Première interview de Loup Bureau depuis sa libération: "J'ai eu peur jusque dans l'avion du retour"

Première interview pour Loup Bureau, le journaliste français détenu 51 jours en Turquie, accusé de terrorisme, et finalement libéré le 15 septembre, grâce notamment à la pression internationale sur le pouvoir turc.

Le jeune homme de 27 ans est revenu sur les raisons de sa détention sur France Inter, au micro de Sonia Devillers dans l'Instant M, après avoir passé quelques jours au calme. "J'avais besoin de passer quelques jours avec mes proches, pour me reposer, et prendre conscience de ce qui s’est passé ici en mon absence", explique-t-il.

Ils ont eu accès à mon profil Facebook, sans aucune règle de confidentialité

Loup Bureau revient sur le moment où il s'est fait arrêté. "Je suis passé à la frontière kurdo-irakienne et j’ai été contrôlé, car il était très tard, il faisait nuit. Cela commence par un contrôle des visas, et comme j’en ai beaucoup dans mon passeport, je pense que c’est ça qui a intrigué au départ. Mais rapidement, ça s’est emballé, car ils ont eu accès à mon profil Facebook, à mes photos. Ils ont accès directement à tout mon profil, il n’y a plus de règles de confidentialité."

"On était dans un endroit très particulier, où il n’y a pas beaucoup d’étrangers qui passent, dans une région en guerre, donc forcément qu’il y a un contrôle assidu. Je pense que mon profil a intrigué, plus une série de malchances, qui ont fait qu’à un moment donné ils décident de pousser un peu plus l’investigation et tombent sur mes reportages, notamment en Syrie."

Un procès de 15 minutes

Loup Bureau, pour les besoins d’un reportage réalisé lorsqu’il avait 22 ans, a côtoyé des combattants kurdes du YPG, un mouvement considéré comme organisation terroriste par la Turquie depuis 2014. "Pour eux, un journaliste qui va dans cette zone-là est directement considéré comme un terroriste. D’ailleurs, les journalistes turques n’y vont pas, ils utilisent des images d’archives ou fournies par YPG."

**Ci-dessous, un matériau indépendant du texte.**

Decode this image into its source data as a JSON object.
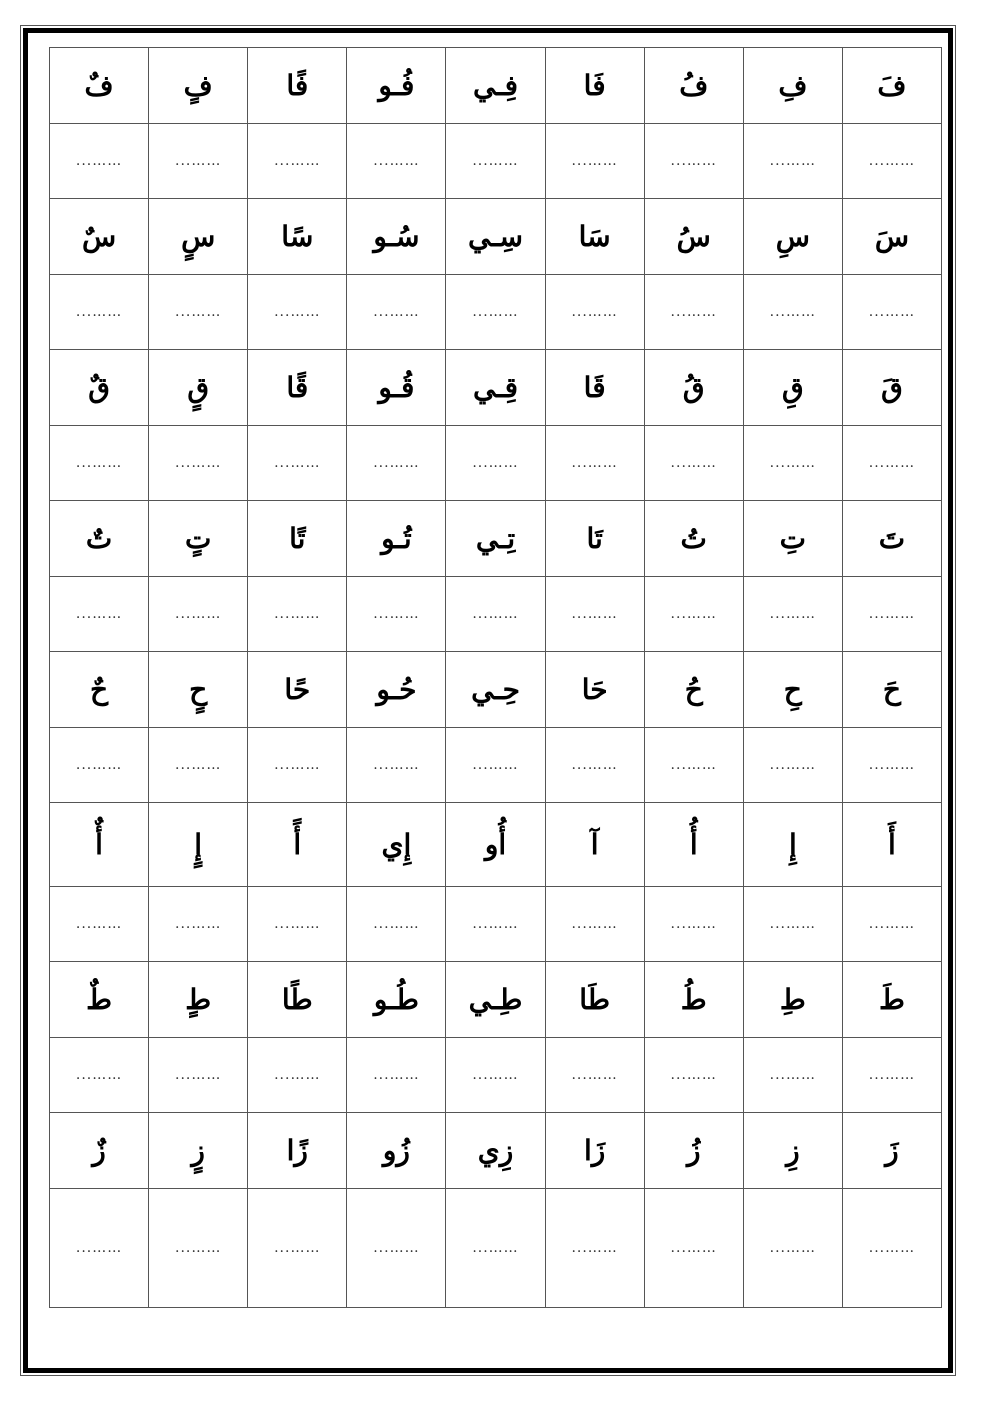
{
  "dots": "……...",
  "rows": [
    [
      "فَ",
      "فِ",
      "فُ",
      "فَا",
      "فِـي",
      "فُـو",
      "فًا",
      "فٍ",
      "فٌ"
    ],
    [
      "سَ",
      "سِ",
      "سُ",
      "سَا",
      "سِـي",
      "سُـو",
      "سًا",
      "سٍ",
      "سٌ"
    ],
    [
      "قَ",
      "قِ",
      "قُ",
      "قَا",
      "قِـي",
      "قُـو",
      "قًا",
      "قٍ",
      "قٌ"
    ],
    [
      "تَ",
      "تِ",
      "تُ",
      "تَا",
      "تِـي",
      "تُـو",
      "تًا",
      "تٍ",
      "تٌ"
    ],
    [
      "حَ",
      "حِ",
      "حُ",
      "حَا",
      "حِـي",
      "حُـو",
      "حًا",
      "حٍ",
      "حٌ"
    ],
    [
      "أَ",
      "إِ",
      "أُ",
      "آ",
      "أُو",
      "إِي",
      "أً",
      "إٍ",
      "أٌ"
    ],
    [
      "طَ",
      "طِ",
      "طُ",
      "طَا",
      "طِـي",
      "طُـو",
      "طًا",
      "طٍ",
      "طٌ"
    ],
    [
      "زَ",
      "زِ",
      "زُ",
      "زَا",
      "زِي",
      "زُو",
      "زًا",
      "زٍ",
      "زٌ"
    ]
  ]
}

Après l’interrogatoire, Loup Bureau est relâché, puis emmené à la station de bus de la ville. "Je pense alors que je l’ai échappée belle, à ce moment-là. Je prends un billet pour Istanbul, mais les policiers reviennent en me disant qu’ils ont encore quelques questions à me poser. Je comprends alors que c’est parti pour durer."

Le journaliste est ensuite emmené à Sirnak, là où se trouve la préfecture de la région. "Là, je ne sais pas ce qui va se passer. Dès que j’y arrive je suis menotté, je suis placé dans une garde à vue assez brutale, où j’ai été très peu nourri. J’ai réussi à dormir, c’était la seule chose que je pouvais faire. J’ai été dans une cellule de quelques mètres carrés durant 6 jours, j’ai demandé à appeler le consulat tous les jours, ce qui m’a été refusé. Je n’ai pas pu contacter ma famille non plus. Mais je continuais à garder espoir, vu qu’on était encore au stade de la garde à vue."

"Au bout de ces six jours, on m’emmène devant un juge pour mon procès, qui est assez rapide – 15 minutes – où l’on me dit que je suis arrêté, mais sans me dire pourquoi. Je perds pied dans les jours qui suivent mon incarcération. Je n’ai pas de contact avec le consulat ni avec ma famille. Je ne parle pas turc, la communication est très compliquée. C’est l’incertitude, l’angoisse qui arrivent."

La lecture m’a aidé à tenir le coup

Les conditions de détention étaient moins difficiles qu'en garde à vue. "Tous les 15 jours, j’ai droit à un appel de 10 minutes avec ma famille. Je pouvais aller au parloir pour discuter avec mon avocat. Un parloir qui est surveillé et enregistré, donc l’avocat local ne pouvait pas me dire tout ce qu’il voulait."

"Les conditions de détention physique étaient meilleures, je suis bien nourri, j’ai ce qu’il faut en termes de produits de nécessité, dans une cellule de 40 mètres carrés, où je suis seul. La lecture m’a aidé à tenir le coup, grâce aux livres qui sont arrivés avec la première délégation française."

"J’ai été averti de ma libération lors d’une audience de 10 minutes, où mon avocat n’a quasiment pas fait de plaidoyer. J’ai dû revenir en prison, menotté, reprendre mes affaires, donc j’ai encore eu très peur. J’ai véritablement été soulagé lorsque j’ai été dans l’avion."